Additional Settlement Reached in Massive Auto Parts Antitrust Litigation

May 8, 2014

New York—May 8, 2014—Plaintiffs have secured an additional settlement in one of the massive antitrust proceedings against automobile parts manufacturers, which is part of the largest criminal international antitrust investigation in United States history.  The settlement calls for Lear Corp. and Kyungshin-Lear Sales and Engineering, LLC to pay almost $3.4 million to class members who include businesses and consumers who purchased automobiles and to cooperate with plaintiffs in the case against the remaining defendants.

 The class action proceeding, pending in federal court in Michigan, sweeps together a litany of price-fixing and bid-rigging claims surrounding the defendants’ sale of more than two dozen automotive parts for use in new automobiles.  The suit charged Lear Corp., and its affiliates, among other manufacturers, with anti-competitive conduct in the market for Wire Harness Systems which are cables or wires and data circuits that run throughout a vehicle.
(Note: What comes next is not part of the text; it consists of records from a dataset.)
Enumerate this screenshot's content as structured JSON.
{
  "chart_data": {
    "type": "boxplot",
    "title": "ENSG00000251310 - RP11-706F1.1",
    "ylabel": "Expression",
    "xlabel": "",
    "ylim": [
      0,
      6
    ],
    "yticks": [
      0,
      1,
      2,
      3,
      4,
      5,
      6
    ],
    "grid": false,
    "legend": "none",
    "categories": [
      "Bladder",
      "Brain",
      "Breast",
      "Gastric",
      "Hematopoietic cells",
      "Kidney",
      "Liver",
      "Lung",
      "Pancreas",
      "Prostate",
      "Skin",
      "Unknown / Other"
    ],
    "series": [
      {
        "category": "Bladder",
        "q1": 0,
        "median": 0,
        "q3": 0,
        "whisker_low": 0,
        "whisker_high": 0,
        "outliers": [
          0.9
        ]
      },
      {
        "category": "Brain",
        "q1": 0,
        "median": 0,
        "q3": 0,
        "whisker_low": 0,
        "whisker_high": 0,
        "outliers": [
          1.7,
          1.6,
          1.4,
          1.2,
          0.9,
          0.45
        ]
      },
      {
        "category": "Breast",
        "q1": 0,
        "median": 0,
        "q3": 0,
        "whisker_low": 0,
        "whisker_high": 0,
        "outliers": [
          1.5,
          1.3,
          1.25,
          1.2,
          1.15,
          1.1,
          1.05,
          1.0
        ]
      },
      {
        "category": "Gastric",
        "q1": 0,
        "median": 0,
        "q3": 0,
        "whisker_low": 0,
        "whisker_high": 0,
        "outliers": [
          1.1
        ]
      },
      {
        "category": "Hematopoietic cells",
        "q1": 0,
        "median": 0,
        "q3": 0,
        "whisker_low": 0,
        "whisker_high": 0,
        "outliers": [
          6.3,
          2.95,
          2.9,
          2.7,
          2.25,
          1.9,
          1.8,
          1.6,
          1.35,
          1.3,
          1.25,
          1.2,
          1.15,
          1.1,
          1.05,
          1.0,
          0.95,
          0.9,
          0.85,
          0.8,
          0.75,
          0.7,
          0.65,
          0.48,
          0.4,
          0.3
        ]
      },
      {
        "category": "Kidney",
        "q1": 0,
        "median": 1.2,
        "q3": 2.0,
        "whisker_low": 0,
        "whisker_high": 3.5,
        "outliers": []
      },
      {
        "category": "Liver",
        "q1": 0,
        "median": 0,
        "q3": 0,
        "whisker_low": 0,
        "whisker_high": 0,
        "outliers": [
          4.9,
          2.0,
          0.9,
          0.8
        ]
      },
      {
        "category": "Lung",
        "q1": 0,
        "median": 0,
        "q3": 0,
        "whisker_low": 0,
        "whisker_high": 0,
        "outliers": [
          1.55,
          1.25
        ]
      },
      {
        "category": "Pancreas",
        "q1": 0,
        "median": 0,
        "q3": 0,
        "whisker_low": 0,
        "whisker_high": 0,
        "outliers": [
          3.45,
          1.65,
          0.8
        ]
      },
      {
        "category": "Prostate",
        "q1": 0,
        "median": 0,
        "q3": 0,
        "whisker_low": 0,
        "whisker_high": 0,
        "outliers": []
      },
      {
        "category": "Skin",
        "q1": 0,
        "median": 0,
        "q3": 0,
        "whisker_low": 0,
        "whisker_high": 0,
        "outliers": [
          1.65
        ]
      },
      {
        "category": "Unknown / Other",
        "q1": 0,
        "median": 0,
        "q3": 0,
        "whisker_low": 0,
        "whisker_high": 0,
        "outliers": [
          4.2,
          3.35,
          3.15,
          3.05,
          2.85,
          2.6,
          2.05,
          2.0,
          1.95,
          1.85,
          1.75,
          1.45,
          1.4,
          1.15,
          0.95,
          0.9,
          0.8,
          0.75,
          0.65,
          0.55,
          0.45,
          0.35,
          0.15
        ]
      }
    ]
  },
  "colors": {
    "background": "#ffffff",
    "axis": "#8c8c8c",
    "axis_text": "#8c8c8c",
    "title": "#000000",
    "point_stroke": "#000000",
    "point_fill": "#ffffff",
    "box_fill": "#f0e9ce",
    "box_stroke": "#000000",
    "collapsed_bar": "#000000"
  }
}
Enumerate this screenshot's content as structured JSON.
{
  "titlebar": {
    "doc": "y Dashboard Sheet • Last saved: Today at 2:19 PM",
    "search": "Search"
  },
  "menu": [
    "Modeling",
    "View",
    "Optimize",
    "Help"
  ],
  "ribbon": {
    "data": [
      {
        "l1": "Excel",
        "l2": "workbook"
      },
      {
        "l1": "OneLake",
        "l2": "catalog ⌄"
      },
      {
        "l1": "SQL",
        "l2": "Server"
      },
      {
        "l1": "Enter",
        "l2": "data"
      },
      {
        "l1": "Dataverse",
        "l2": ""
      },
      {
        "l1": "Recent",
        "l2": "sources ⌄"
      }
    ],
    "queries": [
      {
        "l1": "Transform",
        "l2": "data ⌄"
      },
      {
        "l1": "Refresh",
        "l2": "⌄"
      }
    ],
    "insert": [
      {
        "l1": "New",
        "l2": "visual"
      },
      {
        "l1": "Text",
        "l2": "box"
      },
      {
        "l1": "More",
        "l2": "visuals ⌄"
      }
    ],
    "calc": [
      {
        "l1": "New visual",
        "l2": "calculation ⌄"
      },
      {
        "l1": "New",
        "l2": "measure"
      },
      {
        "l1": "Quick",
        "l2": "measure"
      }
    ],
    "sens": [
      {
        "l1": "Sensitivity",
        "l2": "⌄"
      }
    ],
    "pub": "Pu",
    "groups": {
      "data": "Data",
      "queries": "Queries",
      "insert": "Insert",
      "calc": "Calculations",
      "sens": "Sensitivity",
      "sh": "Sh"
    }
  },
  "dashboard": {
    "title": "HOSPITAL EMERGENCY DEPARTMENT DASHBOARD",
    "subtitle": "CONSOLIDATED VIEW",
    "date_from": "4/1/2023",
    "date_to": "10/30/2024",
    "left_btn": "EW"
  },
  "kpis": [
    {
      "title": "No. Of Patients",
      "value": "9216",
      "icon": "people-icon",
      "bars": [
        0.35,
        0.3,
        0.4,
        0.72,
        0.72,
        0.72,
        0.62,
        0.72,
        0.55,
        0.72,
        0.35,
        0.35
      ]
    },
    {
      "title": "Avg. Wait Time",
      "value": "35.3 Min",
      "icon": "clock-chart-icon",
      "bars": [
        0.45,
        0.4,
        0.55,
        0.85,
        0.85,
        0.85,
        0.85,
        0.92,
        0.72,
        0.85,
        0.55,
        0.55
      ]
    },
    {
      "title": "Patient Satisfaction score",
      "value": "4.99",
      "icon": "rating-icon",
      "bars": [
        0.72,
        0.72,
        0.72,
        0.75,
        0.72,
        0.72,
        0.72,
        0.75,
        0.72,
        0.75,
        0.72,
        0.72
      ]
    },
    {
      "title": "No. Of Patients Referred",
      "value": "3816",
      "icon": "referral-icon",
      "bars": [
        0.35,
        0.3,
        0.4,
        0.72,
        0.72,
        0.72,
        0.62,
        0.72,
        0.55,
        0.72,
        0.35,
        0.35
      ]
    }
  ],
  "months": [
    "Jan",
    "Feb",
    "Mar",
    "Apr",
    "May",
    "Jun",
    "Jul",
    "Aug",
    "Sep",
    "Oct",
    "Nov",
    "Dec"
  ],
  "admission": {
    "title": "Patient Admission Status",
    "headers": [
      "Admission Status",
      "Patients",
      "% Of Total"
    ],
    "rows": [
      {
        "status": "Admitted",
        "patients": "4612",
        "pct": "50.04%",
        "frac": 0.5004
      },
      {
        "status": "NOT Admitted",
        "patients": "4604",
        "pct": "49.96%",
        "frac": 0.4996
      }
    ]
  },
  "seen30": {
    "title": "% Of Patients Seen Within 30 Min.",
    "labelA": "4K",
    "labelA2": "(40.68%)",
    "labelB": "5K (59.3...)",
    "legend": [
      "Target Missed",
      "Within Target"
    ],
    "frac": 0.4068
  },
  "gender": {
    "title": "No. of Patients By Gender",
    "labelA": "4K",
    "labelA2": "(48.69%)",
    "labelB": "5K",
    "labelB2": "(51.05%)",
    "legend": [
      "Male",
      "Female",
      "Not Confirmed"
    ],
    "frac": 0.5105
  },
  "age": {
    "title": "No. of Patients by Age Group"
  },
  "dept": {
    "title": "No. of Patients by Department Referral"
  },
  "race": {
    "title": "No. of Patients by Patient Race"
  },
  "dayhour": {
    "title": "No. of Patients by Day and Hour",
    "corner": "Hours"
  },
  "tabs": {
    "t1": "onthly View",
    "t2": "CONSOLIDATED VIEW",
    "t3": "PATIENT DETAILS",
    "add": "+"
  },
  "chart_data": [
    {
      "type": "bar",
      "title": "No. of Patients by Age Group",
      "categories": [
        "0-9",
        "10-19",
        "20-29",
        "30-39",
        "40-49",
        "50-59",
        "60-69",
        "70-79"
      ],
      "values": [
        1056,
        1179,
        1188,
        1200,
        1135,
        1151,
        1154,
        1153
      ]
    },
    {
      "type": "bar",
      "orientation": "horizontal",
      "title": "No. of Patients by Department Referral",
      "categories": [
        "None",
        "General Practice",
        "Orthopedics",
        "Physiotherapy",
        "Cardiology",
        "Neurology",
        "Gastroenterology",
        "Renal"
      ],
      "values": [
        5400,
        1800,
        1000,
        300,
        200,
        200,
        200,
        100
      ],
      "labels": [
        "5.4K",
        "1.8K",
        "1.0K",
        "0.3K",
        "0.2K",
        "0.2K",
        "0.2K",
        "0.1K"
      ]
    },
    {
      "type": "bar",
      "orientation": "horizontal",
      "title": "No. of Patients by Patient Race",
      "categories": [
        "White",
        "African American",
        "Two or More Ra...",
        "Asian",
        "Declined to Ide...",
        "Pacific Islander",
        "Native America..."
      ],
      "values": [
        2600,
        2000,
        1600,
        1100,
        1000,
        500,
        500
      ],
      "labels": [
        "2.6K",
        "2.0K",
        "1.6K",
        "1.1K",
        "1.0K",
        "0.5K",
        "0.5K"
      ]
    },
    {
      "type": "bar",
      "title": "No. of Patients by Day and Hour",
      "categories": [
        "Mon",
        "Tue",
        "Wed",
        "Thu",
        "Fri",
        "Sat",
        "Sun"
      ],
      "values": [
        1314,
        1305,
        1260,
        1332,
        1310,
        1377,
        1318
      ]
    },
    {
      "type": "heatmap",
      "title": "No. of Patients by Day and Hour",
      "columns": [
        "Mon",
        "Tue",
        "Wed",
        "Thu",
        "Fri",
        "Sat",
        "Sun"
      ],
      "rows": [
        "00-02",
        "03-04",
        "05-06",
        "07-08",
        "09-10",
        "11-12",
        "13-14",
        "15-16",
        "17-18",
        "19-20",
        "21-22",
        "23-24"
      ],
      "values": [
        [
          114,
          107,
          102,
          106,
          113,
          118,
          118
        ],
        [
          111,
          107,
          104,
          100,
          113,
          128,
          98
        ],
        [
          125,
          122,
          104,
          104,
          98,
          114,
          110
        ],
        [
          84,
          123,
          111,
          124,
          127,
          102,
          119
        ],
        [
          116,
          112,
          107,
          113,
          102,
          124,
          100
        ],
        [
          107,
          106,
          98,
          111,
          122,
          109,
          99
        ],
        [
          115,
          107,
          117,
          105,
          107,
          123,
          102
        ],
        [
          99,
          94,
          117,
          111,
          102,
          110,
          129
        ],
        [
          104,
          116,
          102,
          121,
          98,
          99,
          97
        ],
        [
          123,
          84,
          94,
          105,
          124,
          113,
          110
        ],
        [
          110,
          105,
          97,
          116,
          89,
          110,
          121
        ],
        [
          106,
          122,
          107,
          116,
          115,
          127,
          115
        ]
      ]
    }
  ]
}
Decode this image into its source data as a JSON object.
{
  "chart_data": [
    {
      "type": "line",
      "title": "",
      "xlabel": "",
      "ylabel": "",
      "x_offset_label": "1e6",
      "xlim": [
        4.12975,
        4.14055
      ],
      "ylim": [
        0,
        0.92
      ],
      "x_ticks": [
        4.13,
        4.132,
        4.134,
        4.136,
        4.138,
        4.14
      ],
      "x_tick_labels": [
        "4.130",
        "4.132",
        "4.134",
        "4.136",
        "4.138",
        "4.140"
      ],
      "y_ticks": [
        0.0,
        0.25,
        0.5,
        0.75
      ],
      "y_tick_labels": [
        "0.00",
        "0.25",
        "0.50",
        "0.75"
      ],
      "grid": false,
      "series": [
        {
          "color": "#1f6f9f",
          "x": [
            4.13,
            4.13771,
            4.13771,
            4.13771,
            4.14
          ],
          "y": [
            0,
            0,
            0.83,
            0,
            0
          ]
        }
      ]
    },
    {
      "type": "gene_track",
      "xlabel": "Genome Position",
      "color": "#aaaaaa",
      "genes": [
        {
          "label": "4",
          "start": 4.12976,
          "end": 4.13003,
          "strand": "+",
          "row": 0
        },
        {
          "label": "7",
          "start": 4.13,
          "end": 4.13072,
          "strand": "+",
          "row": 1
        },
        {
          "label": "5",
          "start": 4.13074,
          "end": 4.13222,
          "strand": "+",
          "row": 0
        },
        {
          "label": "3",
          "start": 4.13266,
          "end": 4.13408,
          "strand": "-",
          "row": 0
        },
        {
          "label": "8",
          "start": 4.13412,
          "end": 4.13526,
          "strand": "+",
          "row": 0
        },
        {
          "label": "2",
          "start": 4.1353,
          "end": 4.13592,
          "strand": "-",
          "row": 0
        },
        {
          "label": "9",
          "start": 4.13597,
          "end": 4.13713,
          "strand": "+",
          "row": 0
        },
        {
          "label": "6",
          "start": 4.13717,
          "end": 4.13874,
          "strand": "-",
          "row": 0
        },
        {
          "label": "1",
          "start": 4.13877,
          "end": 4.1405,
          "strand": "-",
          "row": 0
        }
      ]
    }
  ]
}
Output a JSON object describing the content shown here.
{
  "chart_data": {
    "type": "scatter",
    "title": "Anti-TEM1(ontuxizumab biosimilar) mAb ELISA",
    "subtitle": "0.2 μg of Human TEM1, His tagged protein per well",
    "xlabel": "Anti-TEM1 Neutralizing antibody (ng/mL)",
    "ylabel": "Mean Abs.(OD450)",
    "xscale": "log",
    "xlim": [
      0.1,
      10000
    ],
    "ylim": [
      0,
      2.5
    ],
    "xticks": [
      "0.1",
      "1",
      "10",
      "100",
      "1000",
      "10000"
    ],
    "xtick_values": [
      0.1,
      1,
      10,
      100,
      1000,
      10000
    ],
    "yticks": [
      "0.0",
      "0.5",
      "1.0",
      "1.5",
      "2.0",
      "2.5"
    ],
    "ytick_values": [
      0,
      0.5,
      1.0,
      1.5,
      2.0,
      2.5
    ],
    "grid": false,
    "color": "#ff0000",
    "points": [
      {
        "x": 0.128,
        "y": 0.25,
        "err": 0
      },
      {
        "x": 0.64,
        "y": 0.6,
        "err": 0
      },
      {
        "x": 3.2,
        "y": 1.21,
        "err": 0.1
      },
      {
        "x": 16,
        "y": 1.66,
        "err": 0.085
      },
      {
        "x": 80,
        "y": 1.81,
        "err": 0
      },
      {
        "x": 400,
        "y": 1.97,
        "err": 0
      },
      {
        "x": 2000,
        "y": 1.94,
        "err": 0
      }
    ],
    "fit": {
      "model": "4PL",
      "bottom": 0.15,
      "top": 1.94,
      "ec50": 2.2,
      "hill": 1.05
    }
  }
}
The allegations in the class actions, brought by consumers and others, stem from a Department of Justice antitrust investigation that has already resulted in corporate fines of $2.3 billion and guilty pleas from 27 different companies and 25 executives.  Hollis Salzman of Robins, Kaplan, Miller & Ciresi L.L.P., Co-Lead Counsel for the end-payor plaintiffs and Co-Chair of the firm’s Antitrust and Trade Regulation Practice represents a group of nearly 50 individual purchasers of new automobiles containing the auto parts at issue in the litigation. Settlements in the case now total more than $7.8 million.